Four SOE agents and instructors—Thor Helliessen, Jan Allan, Ruben Langmo and Johannes S. Andersen—were sent to Norway and parachuted into Nordmarka north of Oslo in October 1942. Their primary mission was to help the resistance movement Milorg with the assassinations of Norwegian Nazis and informers by training selected Milorg personnel for the task. If asked by Milorg they would also help as executioners. According to Chief of Defence, General Wilhelm von Tangen Hansteen, the group should only act upon decisions by the Home Forces, and they brought no liquidation lists from the UK. The problem was that the operation had not been approved by Milorg in advance. In a meeting between Milorg leaders Jens Christian Hauge and Arthur Hansson and the expedition leader, it turned out that Bittern operated with a list of persons that SOE wanted to get rid of. The list contained 62 names, which not only included informers and torturers, but also Nazi politicians such as the government "ministers" Hagelin, Lie and Fuglesang. Milorg feared that the reprisals might be terribly harsh compared with the benefits of such assassinations, based on recent experience from Telavåg and Majavatn. It was decided that the agents should be used as instructors for military training and hand-to-hand combat, and the four persons were split into two teams. While one team solved its tasks satisfactorily, the other team's behaviour led to a scandal. After episodes of heavy drinking, too much talking, and other hazardous behaviour, Milorg demanded the two SOE agents to be recalled to the United Kingdom.

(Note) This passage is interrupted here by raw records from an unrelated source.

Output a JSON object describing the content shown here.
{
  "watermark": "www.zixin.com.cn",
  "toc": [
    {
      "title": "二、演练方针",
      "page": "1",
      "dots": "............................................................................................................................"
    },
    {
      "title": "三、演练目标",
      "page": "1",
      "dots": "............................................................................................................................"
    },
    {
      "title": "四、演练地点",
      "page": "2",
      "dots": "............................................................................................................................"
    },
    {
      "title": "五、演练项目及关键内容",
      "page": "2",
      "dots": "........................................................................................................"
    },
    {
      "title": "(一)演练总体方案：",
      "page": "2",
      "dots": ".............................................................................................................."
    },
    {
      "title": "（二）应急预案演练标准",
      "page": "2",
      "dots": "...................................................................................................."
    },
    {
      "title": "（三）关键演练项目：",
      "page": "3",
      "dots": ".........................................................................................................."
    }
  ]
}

Operation Bittern was severely criticized by the Norwegian Home Forces in letters and other communications to the Norwegian government-in-exile in London. The government in London was distinctly unimpressed that SOE, with the tacit acceptance of Norwegian High Command, had selected a former notorious criminal to take part in such a task. The incidents led to a long-lasting conflict between Milorg, the government-in-exile and SOE, although eventually a more cooperative climate developed between them.